MAHKEMESİ :Asliye Hukuk Mahkemesi (Aile Mahkemesi Sıfatıyla) .
Dava dilekçesinde, soybağının reddi istenilmiştir. Mahkemece davanın kabulüne karar verilmiş, hüküm davalı ... vekili tarafından temyiz edilmiştir.
Y A R G I T A Y K A R A R I
Temyiz isteminin süresi içinde olduğu anlaşıldıktan sonra dosyadaki bütün kağıtlar okunup gereği düşünüldü: Davacı vekili dava dilekçesinde; davacı ile davalı..."ın boşandığını, müşterek çocuk ..."nin davacıdan olmadığını ileri sürerek çocuk ile davacı arasındaki soybağının reddine karar verilmesini istemiş, mahkemece davanın kabulüne karar verilmiştir. 4721 sayılı Türk Medeni Kanunu"nun 289. maddesinde: “Koca, davayı, doğumu ve baba olmadığını veya ananın gebe kaldığı sırada başka bir erkek ile cinsel ilişkide bulunduğunu öğrendiği tarihten başlayarak bir yıl içinde açmak zorundadır. Çocuk, ergin olduğu tarihten başlayarak en geç bir yıl içinde dava açmak zorundadır. Gecikme haklı bir sebebe dayanıyorsa, bir yıllık süre bu sebebin ortadan kalktığı tarihte işlemeye başlar.” hükmü yer almaktadır. Dosyadaki bilgi be belgelerden; davacı ile davalı..."ın 17.12.1989 tarihinde evlendikleri, 21.05.1995 tarihinde ..."nin doğduğu, tarafların 12.10.1999 tarihinde boşandıkları, boşanma davası sırasında alınan 19.11.1997 tarihli Adli Tıp raporunda DNA karşılaştırması sonucu küçük ..."nin babasının ..."ın olmadığının belirtildiği, bu duruma göre davalı..."ın başka erkekle ilişkisi olduğunun davacı tarafından engeç boşanma kararı ile öğrenildiği, boşanma kararının ise 12.10.1999 tarihinde kesinleştiği, davacının ... isimli çocuğun kendisinden olmadığını öğrendiği tarihin ... yılı olduğu anlaşılmaktadır.
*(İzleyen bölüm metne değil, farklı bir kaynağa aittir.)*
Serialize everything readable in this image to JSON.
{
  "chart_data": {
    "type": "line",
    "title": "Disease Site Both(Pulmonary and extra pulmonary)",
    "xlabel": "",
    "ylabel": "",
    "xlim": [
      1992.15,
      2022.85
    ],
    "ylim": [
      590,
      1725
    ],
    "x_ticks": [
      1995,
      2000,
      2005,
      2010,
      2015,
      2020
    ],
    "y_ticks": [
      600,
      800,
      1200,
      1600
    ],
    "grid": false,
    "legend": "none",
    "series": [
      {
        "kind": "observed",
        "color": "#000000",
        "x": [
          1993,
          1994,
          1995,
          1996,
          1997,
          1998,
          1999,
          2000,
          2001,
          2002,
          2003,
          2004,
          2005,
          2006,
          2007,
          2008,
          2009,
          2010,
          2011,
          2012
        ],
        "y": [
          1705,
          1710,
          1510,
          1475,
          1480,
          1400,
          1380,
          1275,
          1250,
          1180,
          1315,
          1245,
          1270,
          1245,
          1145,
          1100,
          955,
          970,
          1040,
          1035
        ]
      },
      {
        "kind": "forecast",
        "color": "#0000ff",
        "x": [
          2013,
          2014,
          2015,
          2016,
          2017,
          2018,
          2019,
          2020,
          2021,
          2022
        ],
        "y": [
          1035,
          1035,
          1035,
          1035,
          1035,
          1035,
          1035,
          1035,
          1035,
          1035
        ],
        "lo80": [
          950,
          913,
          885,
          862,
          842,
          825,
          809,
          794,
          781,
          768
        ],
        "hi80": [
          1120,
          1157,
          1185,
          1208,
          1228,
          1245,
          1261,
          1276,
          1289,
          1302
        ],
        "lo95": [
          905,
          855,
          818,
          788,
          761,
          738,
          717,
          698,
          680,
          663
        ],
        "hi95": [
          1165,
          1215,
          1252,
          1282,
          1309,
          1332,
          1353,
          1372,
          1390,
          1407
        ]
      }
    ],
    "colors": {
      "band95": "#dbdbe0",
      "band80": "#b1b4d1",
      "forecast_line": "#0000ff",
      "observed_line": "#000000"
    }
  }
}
Kanunda öngörülen süre hakdüşürücü süre olup, hakim tarafından re"sen dikkate alınması gerekir. Davacı, gecikmeyi haklı kılan bir sebebin varlığını iddia ve ispat etmiş de değildir. Öyleyse yukarıda açıklanan yasal düzenleme dikkate alındığında hak düşürücü sürenin geçmiş olması nedeniyle davanın reddine karar verilmesi gerekirken yerinde olmayan gerekçe ile davanın kabulüne karar verilmesi doğru görülmemiştir Bu itibarla, yukarıda açıklanan nedenler gözönünde tutulmaksızın yazılı şekilde hüküm tesisi yerinde bulunmadığından hükmün bozulması gerekmiştir. SONUÇ: Davalı vekilinin temyiz itirazları yerinde olduğundan kabulüne, yukarıda yazılı nedenlerden dolayı 6217 sayılı Kanunla 6100 sayılı Hukuk Muhakemeleri Kanununa eklenen Geçici 3. maddesindeki atıf nedeniyle 1086 sayılı Hukuk Usulü Muhakemeleri Kanununun 428. maddesi gereğince hükmün BOZULMASINA, temyiz peşin harcının istek halinde temyiz edene iadesine, 12.01.2015 gününde oybirliğiyle karar verildi.